Sadly I wiped the existing firmware before I thought to run a “v” on it. :frowning:
It’s odd that it was that bad, I wonder what it was?

@emjay I’ve recompiled the latest source from here on Github -

RFM2Pi/firmware/RFM69CW_RF_Demo_ATmega328/RFM69CW_RF12_Demo_ATmega328 at master · openenergymonitor/RFM2Pi · GitHub

using the latest Libs from JeeLabs and the frequency adjusted.
Even without adjusting the frequency, it was a lot better, similar to the test firmware from Paul.
It’s only this morning that I’ve realised I’ve changed the wrong value (I think) as there are two places where the 1600 frequency adjuster is mentioned. I’ve fixed that now and am letting it run for 24 hours.

This leads me to the next issue about the RSSI. Considering the EmonTX is only around a metre and two internal block walls away from the RPi, it seems that the signal strength is a bit low at -64ish. This is backed up by my lounge sensor being a further 3 metres and 1 more wall away being -65ish. The two in my kitchen (about the same distance as the lounge) get about -72. The one in my garage has dropped off the network now, it was getting into the -80’s, but the old RFM12B picked it up ok.

So, is there anything I can do about this hardware wise? Or is this this still firmware related maybe?

Good to hear you are making progress.

The replies to the “h” and “v” sound correct for the test firmware, so yes it looks like you have the correct hex file and it installed correctly.

I wouldn’t worry too much about not getting any details from the original FW, the truth is there has been very little change in the FW since it’s release but the changes that have been made have not resulted in a revised version id and the IDE and lib version were not recorded so there is no surefire way to tell the exact version.

The results from the test FW should indeed be similar to a recently recompiled hex of the original FW as there were no major changes made, it was more about ensuring the latest libs were used and that everyone involved with diagnosis of the issue in that thread was using the same FW.

For that reason I haven’t made the source available so any copies out there will have been compiled at the same time, using the same libs in the same ide, making diagnosis easier with a level playing field.

The rssi values are not unusual, I get what you are saying about the additional wall and the difference in distance, but it is not a straightforward science that adheres to simple rules, the signals bounce around and get influenced by other things such as interference etc, not to mention tolerances in components etc so while your observations are sound and make sense, they are also possibly not a cause for to much concern.
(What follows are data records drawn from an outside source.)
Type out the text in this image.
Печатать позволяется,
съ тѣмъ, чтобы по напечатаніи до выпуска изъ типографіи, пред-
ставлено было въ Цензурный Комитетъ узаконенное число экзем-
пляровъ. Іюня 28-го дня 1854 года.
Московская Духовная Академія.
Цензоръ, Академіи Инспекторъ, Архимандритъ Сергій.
The garage node is a bit of a concern though and that will be due to the signal threshold being changed in JeeLib. I too had a garage node that was regularly in the -80’s but I added a ground wire to my JeeLink (usb rfm2pi) prior to the lib changes, so adding a ground wire the same length as the antenna wire (to either the rfm2pi or the emonTx) and extending it in the opposite direction to the antenna to make a dipole might be worth a try and may well improve things, I gained ~10db rather surprisingly and the successful packet reception increased dramatically, I was previously losing around half the frames due to the weak signal. .

Definitely worth the effort. A quarter wave monopole sans ground plane (or wire dipole element) is a poor performer compared to a half-wave dipole.

Right, as it happens the antenna on that node was already a half wave monopole. So I added a half wave ground wire and turned it into a dipole. On the bench in my study it went from -80 to -65 rssi. I took it downstairs (more walls) and it went to back to 80. Back out to the garage and the signal disappeared again.
So I guess the next thing is to add a half wave dipole to the RFM69Pi?

What you’ve got is a full-wave dipole. Impedance at the feedpoint is greater than 1000 Ohms.

Change each element to a quarter-wave. That will give you a half-wave dipole and drop the feedpoint impedance to ~73 Ohms, a much better match for the RF module, which has an impedance of 50 Ohms.
(Note that the module’s RF port impedance is bit settable to either 50 or 200 Ohms)

Mismatched antennas are a double-edged sword. They reduce the effective radiated power of the transmitted signal and they attenuate the received signal by the same amount.